New ‘NICE real-world evidence framework’ launched
A new ‘NICE real-world evidence framework’ was launched last week, with the aim to improve the quality of real-world evidence which informs NICE guidance development.
Real-world evidence refers to evidence which comes from data gathered outside of a highly controlled clinical trial. This is particularly relevant to primary care, as we know that patients recruited to clinical trials are not the same population as those we manage day-to-day in practice, who are often older and with more complex co-morbidities than those eligible for recruitment to research studies. Examples of real-world data include the Clinical Practice Research Datalink (CPRD), which gathers clinical information from subscribed GP practices using Vision or EMIS software, and the Zoe app collecting information directly from patients about potential Covid symptoms.
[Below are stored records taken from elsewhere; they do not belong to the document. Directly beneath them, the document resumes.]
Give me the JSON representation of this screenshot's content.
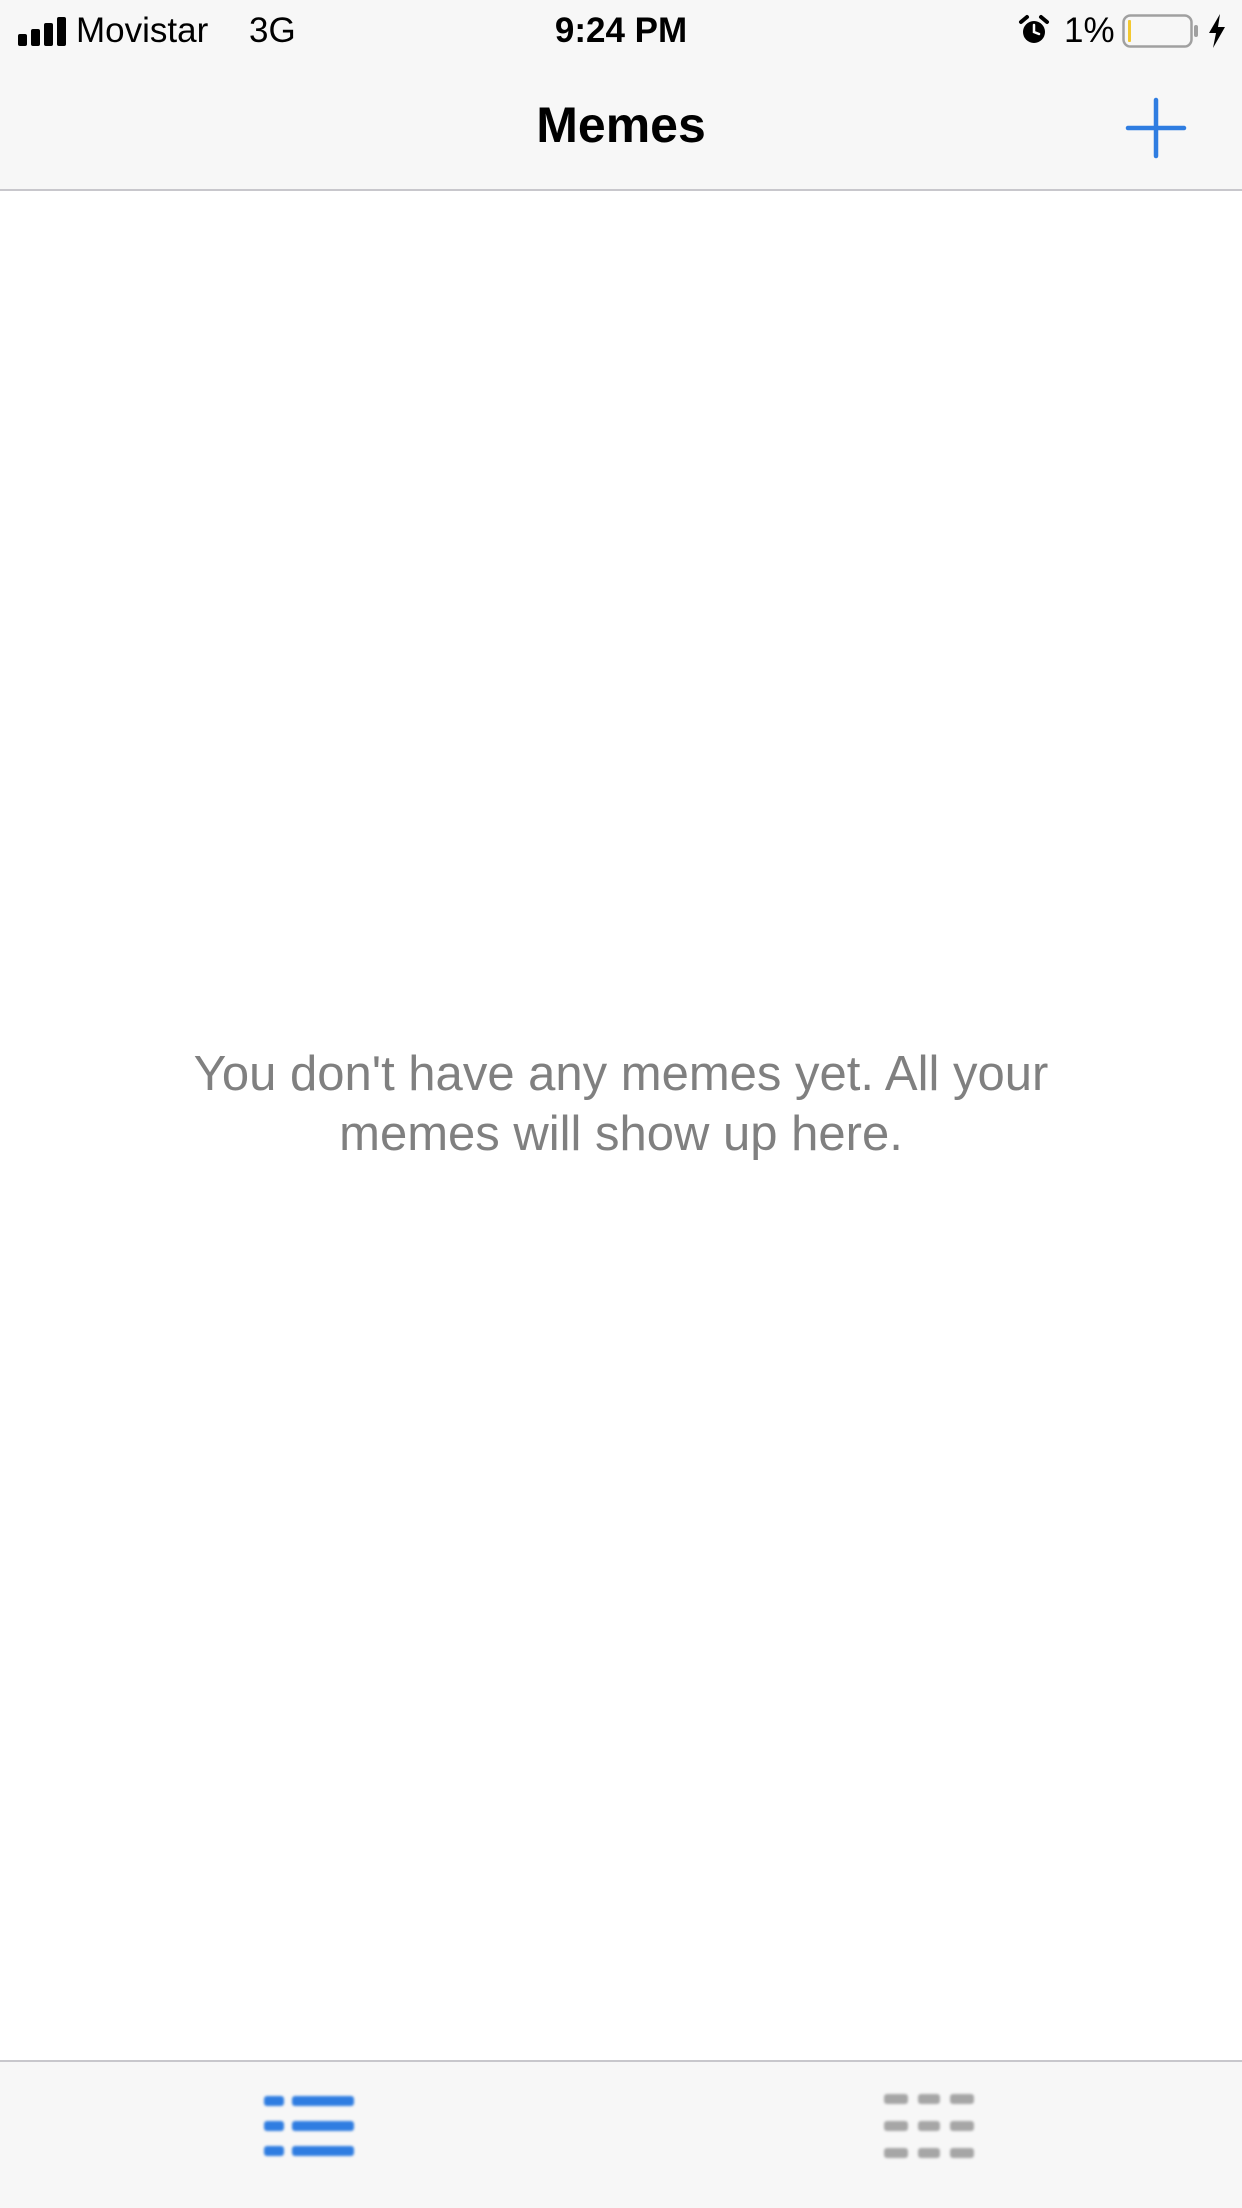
{
  "status_bar": {
    "carrier": "Movistar",
    "network": "3G",
    "time": "9:24 PM",
    "battery_percent": "1%",
    "icons": [
      "signal-icon",
      "alarm-icon",
      "battery-icon",
      "charging-bolt-icon"
    ]
  },
  "nav": {
    "title": "Memes",
    "add_icon": "plus-icon"
  },
  "content": {
    "empty_message": "You don't have any memes yet. All your memes will show up here."
  },
  "tab_bar": {
    "tabs": [
      {
        "icon": "list-icon",
        "selected": true
      },
      {
        "icon": "grid-icon",
        "selected": false
      }
    ]
  },
  "colors": {
    "accent": "#2f7de1",
    "inactive_tab": "#a6a6a6",
    "bar_background": "#f7f7f7",
    "empty_text": "#808080",
    "battery_level": "#f3c830"
  }
}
Such research platforms mean we can gather large amounts of data from an unrestricted population and which can be used to answer research questions using a more ‘real-world’ sample. Their use has increased dramatically in recent years, with many different ‘real-world data’ sources becoming available. However, concerns have been raised about data quality, data mining and risk of bias in analysis methods. The new NICE framework sets out core principles to address these issues, and presents Reporting Checklists – a Data Suitability Assessment Tool (DataSAT) and Reporting on Methods used to Minimise Risk of Bias which should be used in submission of real-world evidence for publications.